The Oahu Interscholastic Association, the state's largest high school sports league, has been using a power rating rather than enrollment as the determining factor for placement in post-season playoffs. As a result, Farrington, the state's second-largest high school, narrowly won the state Division II title this year against Aiea, half its size.
Meanwhile, La Pietra, a 150-student member of the private-school Interscholastic League of Honolulu, was elevated briefly to Division I after winning the Division II basketball title in 2007 and losing its entire starting lineup. The league came to its senses and dropped the rule's implementation.
A team of Star-Bulletin sports staffers has suggested an improvement to the system, tied mainly to enrollment. First, single-gender schools' enrollments should be doubled to reflect availability of competitors in sports, nearly all of which are single-gender.
Like other states, Hawaii also should multiply enrollments at private schools by 1.5 to reflect their advantages. Star-Bulletin sports reporter Paul Honda points out that the equation would require some private schools, such as Sacred Hearts and Saint Louis, to participate in the upper division.
The regular-season leagues for all sizes need not change, thus disrupting traditional rivalries. However, schools participating in Oahu's lower division should be limited to post-season competition based on their enrollments.

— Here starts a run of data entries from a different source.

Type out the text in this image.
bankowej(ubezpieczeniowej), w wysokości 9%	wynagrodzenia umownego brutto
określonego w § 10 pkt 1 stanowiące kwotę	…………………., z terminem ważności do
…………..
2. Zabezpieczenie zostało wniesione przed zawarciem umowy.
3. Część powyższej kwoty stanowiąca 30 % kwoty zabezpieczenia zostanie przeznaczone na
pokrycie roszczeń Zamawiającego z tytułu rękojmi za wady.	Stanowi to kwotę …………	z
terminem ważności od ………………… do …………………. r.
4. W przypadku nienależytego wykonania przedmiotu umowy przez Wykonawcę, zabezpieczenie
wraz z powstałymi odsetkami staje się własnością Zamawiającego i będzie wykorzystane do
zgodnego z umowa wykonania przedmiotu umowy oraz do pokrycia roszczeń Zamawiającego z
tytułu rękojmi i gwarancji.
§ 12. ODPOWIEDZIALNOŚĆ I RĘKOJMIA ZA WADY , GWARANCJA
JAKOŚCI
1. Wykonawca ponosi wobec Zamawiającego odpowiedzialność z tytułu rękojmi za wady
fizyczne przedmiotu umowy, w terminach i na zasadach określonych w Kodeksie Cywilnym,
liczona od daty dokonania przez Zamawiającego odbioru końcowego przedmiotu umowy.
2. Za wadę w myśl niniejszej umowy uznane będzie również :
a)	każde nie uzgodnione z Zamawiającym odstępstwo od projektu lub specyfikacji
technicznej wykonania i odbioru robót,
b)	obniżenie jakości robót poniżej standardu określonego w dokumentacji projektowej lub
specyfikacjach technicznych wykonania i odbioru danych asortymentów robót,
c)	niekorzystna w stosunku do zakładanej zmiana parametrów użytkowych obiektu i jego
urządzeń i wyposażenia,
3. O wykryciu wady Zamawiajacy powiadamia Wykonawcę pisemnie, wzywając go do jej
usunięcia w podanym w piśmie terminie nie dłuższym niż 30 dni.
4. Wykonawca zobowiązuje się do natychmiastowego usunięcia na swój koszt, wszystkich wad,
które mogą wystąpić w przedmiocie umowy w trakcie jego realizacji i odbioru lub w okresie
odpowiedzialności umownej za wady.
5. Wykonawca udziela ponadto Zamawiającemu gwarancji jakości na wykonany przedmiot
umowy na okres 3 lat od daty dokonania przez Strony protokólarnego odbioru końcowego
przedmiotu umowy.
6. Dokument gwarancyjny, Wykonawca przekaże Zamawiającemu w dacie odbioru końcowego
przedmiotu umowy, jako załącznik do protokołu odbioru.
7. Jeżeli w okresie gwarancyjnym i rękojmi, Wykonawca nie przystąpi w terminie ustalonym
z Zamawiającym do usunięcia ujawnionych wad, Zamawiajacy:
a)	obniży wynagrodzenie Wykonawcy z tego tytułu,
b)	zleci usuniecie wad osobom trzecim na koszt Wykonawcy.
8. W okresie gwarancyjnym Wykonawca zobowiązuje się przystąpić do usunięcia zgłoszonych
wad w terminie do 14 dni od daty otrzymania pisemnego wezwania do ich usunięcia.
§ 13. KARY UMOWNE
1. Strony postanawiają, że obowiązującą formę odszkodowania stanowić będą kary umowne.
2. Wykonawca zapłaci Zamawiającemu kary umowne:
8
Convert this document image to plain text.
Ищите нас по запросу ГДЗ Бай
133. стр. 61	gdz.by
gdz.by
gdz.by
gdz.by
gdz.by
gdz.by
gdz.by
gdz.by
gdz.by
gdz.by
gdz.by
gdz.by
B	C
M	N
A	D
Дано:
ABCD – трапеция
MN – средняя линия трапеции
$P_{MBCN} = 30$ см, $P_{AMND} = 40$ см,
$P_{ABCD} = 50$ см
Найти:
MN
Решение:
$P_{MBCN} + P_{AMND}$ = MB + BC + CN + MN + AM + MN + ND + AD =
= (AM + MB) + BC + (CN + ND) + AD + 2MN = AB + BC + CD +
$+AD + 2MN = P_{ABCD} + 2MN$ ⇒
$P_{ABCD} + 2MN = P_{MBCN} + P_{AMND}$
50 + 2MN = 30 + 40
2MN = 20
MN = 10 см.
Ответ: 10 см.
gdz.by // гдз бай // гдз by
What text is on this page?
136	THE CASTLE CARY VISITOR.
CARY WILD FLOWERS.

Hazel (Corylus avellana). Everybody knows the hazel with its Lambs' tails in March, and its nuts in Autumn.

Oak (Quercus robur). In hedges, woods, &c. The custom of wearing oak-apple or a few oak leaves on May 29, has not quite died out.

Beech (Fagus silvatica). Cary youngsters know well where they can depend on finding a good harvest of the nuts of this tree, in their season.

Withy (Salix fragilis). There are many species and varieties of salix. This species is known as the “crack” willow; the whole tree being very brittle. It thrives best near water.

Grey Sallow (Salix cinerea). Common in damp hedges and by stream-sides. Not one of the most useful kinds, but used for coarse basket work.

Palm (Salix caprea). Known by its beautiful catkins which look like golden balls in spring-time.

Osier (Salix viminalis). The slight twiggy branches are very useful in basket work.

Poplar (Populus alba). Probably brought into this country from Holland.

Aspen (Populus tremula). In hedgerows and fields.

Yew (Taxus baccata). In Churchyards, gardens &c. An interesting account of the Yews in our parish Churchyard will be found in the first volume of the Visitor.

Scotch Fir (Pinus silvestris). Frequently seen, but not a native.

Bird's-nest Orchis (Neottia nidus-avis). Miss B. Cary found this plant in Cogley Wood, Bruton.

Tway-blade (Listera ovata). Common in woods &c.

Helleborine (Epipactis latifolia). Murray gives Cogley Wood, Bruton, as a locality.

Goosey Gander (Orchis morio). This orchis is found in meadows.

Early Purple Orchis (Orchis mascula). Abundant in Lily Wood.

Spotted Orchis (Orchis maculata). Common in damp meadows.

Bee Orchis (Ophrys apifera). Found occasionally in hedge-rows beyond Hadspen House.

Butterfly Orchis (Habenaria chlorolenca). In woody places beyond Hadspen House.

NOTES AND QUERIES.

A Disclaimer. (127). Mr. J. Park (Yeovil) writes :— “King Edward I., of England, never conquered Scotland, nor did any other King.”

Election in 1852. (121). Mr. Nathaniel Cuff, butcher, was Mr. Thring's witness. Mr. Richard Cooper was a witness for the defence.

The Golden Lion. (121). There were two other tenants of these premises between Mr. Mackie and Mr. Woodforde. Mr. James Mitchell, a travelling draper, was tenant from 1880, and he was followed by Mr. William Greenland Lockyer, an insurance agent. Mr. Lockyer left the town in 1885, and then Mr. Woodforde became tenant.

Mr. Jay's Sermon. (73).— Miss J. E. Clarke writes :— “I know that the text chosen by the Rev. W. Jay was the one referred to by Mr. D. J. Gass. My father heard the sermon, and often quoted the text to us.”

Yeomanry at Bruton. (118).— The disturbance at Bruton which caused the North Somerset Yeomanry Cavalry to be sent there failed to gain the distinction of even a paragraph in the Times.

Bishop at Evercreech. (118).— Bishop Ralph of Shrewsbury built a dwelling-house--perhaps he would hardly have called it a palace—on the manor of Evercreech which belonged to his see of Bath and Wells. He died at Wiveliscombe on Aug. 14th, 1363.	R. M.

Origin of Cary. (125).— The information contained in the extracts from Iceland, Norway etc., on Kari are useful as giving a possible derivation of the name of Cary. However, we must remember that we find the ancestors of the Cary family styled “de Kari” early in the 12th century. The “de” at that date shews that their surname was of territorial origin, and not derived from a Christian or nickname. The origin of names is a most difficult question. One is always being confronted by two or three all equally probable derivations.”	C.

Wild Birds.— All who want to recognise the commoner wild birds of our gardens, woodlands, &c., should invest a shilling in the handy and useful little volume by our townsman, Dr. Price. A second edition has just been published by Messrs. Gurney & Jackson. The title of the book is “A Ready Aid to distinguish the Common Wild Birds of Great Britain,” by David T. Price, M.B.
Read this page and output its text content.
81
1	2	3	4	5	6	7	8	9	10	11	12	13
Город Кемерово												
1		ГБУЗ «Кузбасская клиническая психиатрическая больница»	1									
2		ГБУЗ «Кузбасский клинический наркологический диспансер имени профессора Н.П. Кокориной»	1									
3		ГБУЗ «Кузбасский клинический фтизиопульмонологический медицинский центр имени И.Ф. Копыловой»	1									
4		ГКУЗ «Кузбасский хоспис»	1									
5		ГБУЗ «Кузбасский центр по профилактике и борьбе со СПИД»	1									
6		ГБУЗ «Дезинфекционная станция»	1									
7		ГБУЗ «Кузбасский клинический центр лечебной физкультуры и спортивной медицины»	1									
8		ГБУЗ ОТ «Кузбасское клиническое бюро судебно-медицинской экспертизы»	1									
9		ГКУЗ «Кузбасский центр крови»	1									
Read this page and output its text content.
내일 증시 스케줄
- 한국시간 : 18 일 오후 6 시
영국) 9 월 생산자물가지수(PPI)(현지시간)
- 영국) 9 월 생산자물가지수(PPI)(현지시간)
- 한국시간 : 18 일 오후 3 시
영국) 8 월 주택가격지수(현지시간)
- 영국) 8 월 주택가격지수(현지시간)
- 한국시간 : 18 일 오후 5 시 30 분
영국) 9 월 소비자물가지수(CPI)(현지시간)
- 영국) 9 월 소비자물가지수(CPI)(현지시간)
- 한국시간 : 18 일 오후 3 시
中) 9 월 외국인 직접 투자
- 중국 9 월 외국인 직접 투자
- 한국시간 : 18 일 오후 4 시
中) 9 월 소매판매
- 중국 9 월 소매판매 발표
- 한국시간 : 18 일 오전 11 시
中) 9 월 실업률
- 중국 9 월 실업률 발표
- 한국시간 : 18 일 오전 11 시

Keith Amemiya, executive director of the statewide athletic association, points out Hawaii cannot easily look to other states for guidance. "We've realized that because of Hawaii's unique situation there isn't any one particular state that has a model we can follow," he told the Star-Bulletin. "We've been forced to improvise and take sections from several different states."
The association has performed well in doing so, but the system needs continued examination for further improvement. Above all, changes should not result in punishment for a school's past success or reward for a school's past failure on the playing fields. Division state tournaments should reward the small schools for which they were designed.